Selon les premiers éléments de l’enquête, les sommes en jeu atteindraient près de Rs 198 millions, un montant qui soulève de vives interrogations sur la gestion des fonds par la hiérarchie policière de l’époque. La FCC évoque notamment la disparition mystérieuse des originaux des payment vouchers des Casernes centrales, le quartier général de la police. Ces documents comptables sont censés attester des transactions.
Convoqué au quartier général de la FCC à Réduit, le mardi 23 septembre, puis placé en détention, Anil Kumar Dip a rejeté en bloc les accusations portées contre lui. Il dénonce, par ailleurs, ce qu’il considère comme une machination politique visant à ternir sa réputation. Ses avocats, pour leur part, soulignent l’absence de preuves matérielles solides, pointant du doigt les irrégularités dans la conservation des pièces à conviction. La justice a toutefois décidé de maintenir l’ex-CP en détention provisoire, le temps que les investigations se poursuivent.

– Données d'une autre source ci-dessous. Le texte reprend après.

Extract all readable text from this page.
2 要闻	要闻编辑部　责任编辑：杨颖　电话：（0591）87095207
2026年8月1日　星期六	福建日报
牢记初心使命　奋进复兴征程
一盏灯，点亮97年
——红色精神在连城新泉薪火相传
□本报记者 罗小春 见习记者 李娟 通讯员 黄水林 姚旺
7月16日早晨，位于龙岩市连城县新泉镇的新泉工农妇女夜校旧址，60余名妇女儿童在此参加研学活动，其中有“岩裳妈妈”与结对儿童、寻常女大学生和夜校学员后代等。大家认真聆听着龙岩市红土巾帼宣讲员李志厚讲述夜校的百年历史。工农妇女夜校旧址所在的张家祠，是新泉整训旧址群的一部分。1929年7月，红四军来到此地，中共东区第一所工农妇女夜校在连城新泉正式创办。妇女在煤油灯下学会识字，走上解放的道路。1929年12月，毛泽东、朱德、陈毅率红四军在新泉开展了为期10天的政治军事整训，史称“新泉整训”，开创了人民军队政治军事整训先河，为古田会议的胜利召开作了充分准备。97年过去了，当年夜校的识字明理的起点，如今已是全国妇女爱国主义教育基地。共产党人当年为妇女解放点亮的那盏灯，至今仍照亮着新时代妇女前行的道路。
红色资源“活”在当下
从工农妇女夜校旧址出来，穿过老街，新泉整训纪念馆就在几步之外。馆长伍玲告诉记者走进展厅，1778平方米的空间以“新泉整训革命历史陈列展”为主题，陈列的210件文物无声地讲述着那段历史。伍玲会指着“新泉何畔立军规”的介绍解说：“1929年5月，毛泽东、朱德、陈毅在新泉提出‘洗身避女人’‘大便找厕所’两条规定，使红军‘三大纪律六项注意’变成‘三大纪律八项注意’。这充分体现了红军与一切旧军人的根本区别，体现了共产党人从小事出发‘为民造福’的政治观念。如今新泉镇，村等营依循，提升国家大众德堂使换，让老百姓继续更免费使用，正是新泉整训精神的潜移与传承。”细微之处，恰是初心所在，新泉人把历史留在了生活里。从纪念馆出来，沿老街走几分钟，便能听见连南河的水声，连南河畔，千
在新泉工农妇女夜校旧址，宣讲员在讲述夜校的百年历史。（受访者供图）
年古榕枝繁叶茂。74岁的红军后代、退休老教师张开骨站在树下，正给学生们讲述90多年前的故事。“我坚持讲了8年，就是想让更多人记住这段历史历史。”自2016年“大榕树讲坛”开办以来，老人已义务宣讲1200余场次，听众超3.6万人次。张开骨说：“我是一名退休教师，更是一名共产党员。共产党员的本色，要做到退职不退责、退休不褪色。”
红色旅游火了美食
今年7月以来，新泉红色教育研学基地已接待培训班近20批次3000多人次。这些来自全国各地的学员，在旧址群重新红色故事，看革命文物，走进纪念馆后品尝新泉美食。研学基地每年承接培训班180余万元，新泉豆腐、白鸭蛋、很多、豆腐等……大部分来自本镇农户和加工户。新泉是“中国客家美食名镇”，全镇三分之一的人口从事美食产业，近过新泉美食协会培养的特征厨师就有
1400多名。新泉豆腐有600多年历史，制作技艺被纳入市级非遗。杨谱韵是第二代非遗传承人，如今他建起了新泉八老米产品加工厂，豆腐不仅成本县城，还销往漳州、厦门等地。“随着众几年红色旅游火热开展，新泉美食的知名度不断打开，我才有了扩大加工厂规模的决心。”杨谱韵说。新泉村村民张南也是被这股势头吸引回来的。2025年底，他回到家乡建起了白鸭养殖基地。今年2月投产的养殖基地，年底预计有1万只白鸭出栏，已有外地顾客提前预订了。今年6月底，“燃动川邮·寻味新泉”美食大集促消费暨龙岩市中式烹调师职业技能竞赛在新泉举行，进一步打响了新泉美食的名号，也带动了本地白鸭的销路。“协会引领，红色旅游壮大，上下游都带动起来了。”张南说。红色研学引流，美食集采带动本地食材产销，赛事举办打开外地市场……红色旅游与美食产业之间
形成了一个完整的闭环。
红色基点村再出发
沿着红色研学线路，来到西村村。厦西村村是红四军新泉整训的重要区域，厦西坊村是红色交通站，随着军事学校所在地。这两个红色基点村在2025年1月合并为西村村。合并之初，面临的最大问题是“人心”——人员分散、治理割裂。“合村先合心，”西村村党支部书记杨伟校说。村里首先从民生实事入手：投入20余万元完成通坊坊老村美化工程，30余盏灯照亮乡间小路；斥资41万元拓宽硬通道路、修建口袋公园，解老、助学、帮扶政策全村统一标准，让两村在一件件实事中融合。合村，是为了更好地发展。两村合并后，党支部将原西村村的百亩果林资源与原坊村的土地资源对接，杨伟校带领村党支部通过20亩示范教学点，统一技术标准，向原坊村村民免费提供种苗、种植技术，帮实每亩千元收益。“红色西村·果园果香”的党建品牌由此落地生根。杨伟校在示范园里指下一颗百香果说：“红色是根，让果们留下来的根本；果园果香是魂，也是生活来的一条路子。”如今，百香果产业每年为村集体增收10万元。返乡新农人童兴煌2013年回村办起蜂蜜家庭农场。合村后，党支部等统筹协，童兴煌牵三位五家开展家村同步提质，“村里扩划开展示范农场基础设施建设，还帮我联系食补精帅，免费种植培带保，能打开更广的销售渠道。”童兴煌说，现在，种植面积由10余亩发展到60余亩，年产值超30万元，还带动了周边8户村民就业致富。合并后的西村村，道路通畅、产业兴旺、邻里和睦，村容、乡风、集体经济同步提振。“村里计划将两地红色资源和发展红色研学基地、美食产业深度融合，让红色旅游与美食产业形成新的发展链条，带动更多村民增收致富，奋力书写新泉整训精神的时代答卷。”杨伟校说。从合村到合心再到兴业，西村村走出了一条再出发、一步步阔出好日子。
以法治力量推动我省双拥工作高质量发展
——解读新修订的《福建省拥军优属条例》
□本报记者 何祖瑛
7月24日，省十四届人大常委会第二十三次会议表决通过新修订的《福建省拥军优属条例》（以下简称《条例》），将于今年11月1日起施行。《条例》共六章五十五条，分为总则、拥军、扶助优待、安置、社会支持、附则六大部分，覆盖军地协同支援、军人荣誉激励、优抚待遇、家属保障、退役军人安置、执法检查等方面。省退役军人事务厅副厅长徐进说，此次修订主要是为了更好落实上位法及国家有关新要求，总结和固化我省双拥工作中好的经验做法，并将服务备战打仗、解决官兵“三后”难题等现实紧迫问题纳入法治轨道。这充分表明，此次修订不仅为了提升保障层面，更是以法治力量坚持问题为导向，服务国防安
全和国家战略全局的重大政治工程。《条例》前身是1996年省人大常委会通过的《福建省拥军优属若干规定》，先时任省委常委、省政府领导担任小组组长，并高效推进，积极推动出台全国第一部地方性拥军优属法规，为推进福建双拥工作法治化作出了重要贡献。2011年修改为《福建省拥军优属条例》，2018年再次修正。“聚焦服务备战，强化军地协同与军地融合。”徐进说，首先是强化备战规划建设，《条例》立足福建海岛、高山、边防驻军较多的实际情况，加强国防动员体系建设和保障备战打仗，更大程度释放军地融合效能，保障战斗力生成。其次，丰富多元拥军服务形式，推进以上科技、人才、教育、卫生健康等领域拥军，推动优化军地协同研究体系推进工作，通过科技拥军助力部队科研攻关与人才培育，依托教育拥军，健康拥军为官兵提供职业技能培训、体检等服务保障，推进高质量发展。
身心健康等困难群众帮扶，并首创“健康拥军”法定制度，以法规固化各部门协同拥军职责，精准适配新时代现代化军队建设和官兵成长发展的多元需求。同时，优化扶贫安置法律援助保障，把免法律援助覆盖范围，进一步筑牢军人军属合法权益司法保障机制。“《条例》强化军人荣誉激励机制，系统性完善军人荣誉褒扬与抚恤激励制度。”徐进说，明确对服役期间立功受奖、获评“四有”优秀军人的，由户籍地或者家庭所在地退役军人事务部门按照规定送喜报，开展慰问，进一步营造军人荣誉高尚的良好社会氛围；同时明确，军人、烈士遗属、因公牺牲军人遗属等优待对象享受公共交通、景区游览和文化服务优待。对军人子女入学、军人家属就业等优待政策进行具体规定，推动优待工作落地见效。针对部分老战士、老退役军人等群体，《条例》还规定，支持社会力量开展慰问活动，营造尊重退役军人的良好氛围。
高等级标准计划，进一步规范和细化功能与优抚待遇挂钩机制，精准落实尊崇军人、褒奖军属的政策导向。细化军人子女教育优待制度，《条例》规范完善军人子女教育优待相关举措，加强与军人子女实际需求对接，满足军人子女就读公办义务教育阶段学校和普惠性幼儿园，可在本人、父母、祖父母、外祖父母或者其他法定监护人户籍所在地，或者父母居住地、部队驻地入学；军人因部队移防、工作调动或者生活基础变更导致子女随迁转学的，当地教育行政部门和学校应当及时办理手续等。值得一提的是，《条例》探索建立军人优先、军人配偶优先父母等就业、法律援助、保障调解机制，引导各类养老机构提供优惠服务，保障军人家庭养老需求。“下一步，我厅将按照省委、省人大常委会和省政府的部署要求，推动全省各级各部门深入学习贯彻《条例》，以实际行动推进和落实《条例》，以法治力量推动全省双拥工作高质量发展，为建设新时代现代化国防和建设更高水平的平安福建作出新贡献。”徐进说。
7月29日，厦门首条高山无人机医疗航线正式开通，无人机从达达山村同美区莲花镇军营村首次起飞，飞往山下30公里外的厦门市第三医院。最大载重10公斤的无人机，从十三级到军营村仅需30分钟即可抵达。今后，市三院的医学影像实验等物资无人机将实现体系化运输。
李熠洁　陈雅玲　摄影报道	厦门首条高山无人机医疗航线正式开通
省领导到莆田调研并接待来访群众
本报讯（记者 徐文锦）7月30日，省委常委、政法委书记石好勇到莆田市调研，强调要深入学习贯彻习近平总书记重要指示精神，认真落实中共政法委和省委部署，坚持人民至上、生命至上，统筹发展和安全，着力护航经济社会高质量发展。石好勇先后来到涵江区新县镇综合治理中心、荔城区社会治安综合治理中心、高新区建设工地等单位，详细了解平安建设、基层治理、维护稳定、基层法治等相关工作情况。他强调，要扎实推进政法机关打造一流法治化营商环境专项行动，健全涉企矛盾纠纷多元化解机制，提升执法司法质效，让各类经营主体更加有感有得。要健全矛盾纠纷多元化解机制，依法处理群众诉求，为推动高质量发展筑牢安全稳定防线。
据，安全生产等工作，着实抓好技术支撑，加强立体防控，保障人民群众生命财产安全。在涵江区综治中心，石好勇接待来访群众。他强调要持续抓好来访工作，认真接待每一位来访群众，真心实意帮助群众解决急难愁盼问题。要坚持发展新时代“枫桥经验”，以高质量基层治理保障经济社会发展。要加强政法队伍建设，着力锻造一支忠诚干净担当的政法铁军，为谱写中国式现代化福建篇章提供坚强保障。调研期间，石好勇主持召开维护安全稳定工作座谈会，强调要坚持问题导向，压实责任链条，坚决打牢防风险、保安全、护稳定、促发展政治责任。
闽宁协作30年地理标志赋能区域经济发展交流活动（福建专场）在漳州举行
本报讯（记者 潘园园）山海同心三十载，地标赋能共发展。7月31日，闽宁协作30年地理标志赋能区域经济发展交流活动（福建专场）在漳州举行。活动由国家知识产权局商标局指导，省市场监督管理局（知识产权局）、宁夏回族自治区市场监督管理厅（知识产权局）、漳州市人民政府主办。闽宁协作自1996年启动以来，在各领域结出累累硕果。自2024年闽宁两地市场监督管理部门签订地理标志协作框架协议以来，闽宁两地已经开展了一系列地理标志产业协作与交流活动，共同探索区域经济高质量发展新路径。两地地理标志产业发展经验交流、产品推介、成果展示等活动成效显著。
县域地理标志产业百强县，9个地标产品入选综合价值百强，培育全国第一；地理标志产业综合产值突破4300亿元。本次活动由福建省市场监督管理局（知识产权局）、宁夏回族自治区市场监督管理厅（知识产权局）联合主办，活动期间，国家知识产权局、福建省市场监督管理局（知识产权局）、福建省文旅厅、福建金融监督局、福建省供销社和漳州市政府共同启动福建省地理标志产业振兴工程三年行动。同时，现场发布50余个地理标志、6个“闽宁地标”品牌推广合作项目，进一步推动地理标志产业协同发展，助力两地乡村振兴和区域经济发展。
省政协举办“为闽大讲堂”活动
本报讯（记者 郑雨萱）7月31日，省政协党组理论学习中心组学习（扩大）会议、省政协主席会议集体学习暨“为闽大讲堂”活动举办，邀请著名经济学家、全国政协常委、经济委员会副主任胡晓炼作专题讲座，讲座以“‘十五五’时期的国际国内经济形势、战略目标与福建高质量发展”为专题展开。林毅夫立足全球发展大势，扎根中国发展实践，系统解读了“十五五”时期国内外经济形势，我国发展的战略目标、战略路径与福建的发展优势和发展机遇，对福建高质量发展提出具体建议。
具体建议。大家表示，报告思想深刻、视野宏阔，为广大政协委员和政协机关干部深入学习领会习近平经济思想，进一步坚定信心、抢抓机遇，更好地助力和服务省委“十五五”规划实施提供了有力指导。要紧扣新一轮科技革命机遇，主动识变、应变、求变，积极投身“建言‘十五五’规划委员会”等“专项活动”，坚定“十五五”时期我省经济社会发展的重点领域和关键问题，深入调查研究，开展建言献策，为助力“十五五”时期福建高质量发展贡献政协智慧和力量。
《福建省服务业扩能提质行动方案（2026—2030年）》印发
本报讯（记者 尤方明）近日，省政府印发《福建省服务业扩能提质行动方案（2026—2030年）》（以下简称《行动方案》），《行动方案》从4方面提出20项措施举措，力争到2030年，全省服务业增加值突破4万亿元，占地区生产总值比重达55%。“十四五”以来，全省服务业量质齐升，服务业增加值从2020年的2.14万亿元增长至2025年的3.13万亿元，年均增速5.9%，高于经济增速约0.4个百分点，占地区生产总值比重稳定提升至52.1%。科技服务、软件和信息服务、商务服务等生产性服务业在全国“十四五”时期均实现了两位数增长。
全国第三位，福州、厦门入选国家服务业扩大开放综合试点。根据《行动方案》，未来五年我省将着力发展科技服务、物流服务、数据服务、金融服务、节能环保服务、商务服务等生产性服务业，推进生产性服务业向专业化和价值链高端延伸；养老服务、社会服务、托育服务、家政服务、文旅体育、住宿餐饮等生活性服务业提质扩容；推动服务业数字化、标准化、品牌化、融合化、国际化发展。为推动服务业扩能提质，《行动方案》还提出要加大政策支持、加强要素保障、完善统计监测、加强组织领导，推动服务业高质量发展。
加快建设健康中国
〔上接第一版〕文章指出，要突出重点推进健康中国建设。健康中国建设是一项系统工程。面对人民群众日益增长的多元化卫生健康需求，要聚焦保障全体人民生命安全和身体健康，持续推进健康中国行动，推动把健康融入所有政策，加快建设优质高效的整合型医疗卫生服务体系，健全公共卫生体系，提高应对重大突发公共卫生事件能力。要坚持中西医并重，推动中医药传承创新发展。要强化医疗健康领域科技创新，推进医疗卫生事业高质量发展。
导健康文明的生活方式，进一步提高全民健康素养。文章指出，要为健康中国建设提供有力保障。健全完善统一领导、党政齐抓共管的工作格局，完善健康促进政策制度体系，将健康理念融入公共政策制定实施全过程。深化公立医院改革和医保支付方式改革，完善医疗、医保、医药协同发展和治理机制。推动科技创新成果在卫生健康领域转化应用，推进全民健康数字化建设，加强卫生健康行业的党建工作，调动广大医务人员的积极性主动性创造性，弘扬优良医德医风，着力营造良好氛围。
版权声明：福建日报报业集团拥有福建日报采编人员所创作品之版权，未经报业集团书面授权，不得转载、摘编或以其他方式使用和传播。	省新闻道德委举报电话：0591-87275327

Au-delà du cas d’Anil Kumar Dip et des sept autres policiers arrêtés jusqu’ici, ce scandale relance le débat sur la transparence et la responsabilité des institutions publiques. Comment un tel système de primes a-t-il pu être détourné ? Qui a bénéficié réellement de ces fonds ? Pourquoi des documents essentiels ont-ils disparu ? Autant de questions qui demeurent sans réponse et qui alimentent un climat de suspicion. La FCC continue son enquête pour éclairer toutes ces zones d’ombre.